Welch also listed three observations he has gleaned so far on his nationwide tour. He asked those attending the Executive Committee meeting to stand if they came to Christ in a church smaller than 1,000 members. A vast majority of the audience stood.

Welch said those standing represent the small and medium-sized churches in the SBC.

“That is bone of your bone, and flesh of your flesh, and heart of your heart. That is the soul of this convention. And we need to reclaim the point of celebrating those churches, encouraging them and supporting them, and praying their tribe will increase to the glory of God. That’s who produced you!” Welch exclaimed.

“We’ve got to see the church not as a fort but as a forward operational base,” said Welch in making his second observation. “We can no longer allow this thinking that people have to come to our church in order to get the Gospel or their life to be changed.

“That facility-based evangelism approach is going to drain the blood out of us and kill us off,” he said.

Welch’s third observation is that the SBC “must immediately achieve unity of purpose for evangelism. We cannot wait any longer. We have got to get serious about it and put our shoulder and heart to this wheel.”
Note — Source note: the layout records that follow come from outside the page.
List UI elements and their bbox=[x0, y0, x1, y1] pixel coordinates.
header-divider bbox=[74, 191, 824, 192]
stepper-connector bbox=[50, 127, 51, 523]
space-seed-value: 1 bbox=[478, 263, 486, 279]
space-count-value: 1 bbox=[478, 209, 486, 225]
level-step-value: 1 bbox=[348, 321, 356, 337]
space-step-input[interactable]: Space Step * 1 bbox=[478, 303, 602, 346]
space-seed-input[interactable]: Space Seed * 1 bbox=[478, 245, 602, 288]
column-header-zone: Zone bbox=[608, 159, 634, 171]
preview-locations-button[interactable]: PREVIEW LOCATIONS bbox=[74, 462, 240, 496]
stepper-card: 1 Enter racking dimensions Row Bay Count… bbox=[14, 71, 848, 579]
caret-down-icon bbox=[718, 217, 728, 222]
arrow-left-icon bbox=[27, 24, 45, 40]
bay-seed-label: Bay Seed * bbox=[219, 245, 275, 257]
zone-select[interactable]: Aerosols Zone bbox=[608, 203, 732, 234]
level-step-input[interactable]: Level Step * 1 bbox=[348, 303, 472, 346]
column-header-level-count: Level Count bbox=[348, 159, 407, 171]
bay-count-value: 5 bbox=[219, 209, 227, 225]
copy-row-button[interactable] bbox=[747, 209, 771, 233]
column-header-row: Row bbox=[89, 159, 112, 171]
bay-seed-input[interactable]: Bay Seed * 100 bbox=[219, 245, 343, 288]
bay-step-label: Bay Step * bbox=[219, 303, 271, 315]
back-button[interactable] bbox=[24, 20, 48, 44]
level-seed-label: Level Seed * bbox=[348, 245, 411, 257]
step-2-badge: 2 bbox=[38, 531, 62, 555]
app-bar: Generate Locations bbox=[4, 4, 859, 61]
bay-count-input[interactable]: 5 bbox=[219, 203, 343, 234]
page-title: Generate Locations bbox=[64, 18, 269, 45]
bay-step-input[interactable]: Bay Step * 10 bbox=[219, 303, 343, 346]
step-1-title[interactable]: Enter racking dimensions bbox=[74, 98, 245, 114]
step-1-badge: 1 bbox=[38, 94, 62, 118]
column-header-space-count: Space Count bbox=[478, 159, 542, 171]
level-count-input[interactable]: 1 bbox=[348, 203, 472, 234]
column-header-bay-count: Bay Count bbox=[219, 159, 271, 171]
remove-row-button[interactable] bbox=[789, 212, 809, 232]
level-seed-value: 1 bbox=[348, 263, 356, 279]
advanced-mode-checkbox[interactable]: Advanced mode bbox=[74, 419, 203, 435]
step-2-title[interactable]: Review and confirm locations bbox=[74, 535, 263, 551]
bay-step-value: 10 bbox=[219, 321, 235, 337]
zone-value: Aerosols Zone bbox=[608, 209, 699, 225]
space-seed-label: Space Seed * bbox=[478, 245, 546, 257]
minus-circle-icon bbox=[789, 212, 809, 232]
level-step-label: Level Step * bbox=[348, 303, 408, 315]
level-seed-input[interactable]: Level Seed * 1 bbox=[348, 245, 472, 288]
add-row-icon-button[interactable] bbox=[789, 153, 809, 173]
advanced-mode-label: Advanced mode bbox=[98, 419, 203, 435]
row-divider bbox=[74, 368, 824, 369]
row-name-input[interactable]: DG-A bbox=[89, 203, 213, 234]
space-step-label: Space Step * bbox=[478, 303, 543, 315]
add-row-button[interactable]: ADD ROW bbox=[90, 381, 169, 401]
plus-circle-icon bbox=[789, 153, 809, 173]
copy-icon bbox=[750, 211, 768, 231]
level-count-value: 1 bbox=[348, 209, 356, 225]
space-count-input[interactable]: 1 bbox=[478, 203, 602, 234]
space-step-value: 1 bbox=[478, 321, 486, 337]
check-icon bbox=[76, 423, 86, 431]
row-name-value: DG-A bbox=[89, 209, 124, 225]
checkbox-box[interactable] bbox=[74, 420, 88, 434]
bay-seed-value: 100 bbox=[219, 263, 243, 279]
If Southern Baptists do not achieve this unity in evangelism, “Our own inactivity will prove the press to be prophets. That is unthinkable to me. I do not have any part in that. I am not buying into that,” Welch said, “And you are not either.”
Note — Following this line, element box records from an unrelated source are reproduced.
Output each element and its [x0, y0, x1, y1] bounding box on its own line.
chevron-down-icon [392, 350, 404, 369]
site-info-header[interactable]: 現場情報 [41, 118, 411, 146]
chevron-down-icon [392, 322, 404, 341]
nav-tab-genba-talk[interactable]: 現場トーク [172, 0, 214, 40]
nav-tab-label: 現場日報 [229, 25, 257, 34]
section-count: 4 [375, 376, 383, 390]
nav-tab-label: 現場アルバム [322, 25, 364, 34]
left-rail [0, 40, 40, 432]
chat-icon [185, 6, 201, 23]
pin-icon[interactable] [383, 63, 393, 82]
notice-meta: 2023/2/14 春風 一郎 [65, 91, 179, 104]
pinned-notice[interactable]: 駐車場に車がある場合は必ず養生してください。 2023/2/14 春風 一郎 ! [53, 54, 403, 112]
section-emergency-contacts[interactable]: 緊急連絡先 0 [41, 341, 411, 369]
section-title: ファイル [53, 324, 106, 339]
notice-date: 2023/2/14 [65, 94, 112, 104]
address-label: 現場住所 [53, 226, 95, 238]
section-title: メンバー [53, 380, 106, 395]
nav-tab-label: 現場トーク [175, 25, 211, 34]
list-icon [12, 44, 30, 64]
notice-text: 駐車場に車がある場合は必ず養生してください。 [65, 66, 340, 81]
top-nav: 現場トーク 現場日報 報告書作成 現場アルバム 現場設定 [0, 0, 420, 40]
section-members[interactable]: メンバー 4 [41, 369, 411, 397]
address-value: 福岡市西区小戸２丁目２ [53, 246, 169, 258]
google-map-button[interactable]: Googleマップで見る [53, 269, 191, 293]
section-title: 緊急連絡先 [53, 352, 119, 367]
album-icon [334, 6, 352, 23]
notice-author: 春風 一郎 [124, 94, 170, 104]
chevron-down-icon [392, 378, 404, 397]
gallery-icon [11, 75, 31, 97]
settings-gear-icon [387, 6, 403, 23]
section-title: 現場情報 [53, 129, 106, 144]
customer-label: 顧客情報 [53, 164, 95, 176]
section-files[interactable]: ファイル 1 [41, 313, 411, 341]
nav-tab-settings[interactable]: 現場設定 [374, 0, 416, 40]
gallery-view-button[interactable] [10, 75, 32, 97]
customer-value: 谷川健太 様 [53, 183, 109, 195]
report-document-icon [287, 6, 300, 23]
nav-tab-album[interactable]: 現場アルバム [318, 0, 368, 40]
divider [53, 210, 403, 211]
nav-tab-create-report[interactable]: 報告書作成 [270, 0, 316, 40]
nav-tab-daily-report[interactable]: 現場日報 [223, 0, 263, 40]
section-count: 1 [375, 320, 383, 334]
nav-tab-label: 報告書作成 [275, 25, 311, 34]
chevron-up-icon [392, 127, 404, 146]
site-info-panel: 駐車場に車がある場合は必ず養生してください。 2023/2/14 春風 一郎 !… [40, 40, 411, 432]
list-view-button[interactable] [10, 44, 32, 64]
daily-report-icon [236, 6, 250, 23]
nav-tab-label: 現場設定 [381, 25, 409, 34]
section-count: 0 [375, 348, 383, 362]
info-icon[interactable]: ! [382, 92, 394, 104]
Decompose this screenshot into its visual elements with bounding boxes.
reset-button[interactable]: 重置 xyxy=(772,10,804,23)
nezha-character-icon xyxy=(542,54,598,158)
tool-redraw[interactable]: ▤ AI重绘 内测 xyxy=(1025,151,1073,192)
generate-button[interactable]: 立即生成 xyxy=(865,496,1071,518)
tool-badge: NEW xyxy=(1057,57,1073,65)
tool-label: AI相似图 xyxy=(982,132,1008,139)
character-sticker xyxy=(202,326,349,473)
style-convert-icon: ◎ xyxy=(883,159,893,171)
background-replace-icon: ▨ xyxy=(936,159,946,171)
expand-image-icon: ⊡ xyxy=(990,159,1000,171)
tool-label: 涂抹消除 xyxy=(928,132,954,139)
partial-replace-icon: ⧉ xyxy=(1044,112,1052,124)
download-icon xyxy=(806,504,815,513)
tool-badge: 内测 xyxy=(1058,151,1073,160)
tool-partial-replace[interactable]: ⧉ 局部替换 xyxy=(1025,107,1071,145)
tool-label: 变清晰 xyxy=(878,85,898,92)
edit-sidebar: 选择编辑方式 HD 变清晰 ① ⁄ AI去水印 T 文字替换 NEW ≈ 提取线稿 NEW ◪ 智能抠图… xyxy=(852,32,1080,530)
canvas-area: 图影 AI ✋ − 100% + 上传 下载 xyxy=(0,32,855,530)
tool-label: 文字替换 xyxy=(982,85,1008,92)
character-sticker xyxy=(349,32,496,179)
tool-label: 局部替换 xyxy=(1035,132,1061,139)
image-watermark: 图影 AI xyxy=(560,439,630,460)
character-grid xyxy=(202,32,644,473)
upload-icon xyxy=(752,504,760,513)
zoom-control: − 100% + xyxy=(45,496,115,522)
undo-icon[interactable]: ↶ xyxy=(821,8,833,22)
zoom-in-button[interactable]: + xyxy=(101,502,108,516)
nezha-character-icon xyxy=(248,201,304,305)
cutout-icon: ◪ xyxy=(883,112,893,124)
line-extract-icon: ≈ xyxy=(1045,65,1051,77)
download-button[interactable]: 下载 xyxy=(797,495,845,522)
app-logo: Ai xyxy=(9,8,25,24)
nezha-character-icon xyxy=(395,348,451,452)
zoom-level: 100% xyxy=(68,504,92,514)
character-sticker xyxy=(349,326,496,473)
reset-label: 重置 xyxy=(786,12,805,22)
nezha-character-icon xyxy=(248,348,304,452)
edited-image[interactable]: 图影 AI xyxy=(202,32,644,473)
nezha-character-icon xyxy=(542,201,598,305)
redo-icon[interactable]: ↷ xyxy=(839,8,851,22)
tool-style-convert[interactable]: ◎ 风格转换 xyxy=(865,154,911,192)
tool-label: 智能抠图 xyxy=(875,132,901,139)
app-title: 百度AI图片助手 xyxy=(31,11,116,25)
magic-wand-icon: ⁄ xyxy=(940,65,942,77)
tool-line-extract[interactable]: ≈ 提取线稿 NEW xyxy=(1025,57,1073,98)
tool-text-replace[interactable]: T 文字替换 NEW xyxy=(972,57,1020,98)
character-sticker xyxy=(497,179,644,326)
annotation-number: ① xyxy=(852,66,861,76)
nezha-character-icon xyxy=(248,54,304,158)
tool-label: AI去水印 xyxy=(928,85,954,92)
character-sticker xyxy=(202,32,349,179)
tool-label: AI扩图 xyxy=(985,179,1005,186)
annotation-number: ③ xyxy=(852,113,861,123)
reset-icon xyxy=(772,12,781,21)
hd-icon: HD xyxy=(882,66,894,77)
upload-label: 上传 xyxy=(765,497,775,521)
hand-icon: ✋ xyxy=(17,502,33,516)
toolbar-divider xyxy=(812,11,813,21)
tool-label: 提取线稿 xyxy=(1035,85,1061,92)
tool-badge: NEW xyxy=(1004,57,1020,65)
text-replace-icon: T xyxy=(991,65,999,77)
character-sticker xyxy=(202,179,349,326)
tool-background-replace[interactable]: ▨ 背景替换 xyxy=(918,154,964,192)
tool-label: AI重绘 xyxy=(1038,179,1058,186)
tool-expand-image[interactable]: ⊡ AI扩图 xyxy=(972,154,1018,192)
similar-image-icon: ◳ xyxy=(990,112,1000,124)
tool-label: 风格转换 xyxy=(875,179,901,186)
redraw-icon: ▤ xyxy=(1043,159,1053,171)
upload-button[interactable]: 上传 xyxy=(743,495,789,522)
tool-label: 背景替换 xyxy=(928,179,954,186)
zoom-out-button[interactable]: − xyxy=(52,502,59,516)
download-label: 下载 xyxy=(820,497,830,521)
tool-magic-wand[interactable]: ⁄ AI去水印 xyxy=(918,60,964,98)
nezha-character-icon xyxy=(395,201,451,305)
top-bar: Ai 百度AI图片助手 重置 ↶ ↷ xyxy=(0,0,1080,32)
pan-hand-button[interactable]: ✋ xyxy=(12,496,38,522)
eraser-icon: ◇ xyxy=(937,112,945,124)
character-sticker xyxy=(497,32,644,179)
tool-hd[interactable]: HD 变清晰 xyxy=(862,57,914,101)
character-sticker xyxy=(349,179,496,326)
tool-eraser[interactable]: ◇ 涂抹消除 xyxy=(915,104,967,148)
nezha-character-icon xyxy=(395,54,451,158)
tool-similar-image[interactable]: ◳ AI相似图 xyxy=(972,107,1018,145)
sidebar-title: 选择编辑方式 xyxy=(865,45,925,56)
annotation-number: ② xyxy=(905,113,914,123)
Welch highlighted several other aspects of the tour and hinted at a few things he has in store for the 2005 SBC annual meeting in Nashville before concluding his 50-minute speech.

“Oh, by the way, your box of chocolates,” he said, holding up a small box of chocolates identical to ones each Executive Committee member had been given.

“Life is like a box of chocolates,” Welch says at every rally, quoting from the movie, “Forrest Gump.” “Southern Baptists are also like a box of chocolates,” he told Executive Committee members. Even though the wrappings and flavors are markedly different, Welch said Southern Baptists are “all overwhelmingly delightful.”

Welch said, “You know, chocolates are really at their best when they’re out of the box. In fact, chocolates will ruin if you leave them in the box too long.

“It’s your box of chocolates. What are you going to do with them?” Welch asked.

As Welch was seated, the audience signified their appreciation for his remarks with a standing ovation.

The Everyone Can road tour leaves Nashville Wednesday evening, Sept. 23, and the continental U.S. part of the tour concludes in Tacoma, Wash., on Oct. 5. From there Welch goes airborne to Canada, Alaska and Hawaii from Oct. 5-8.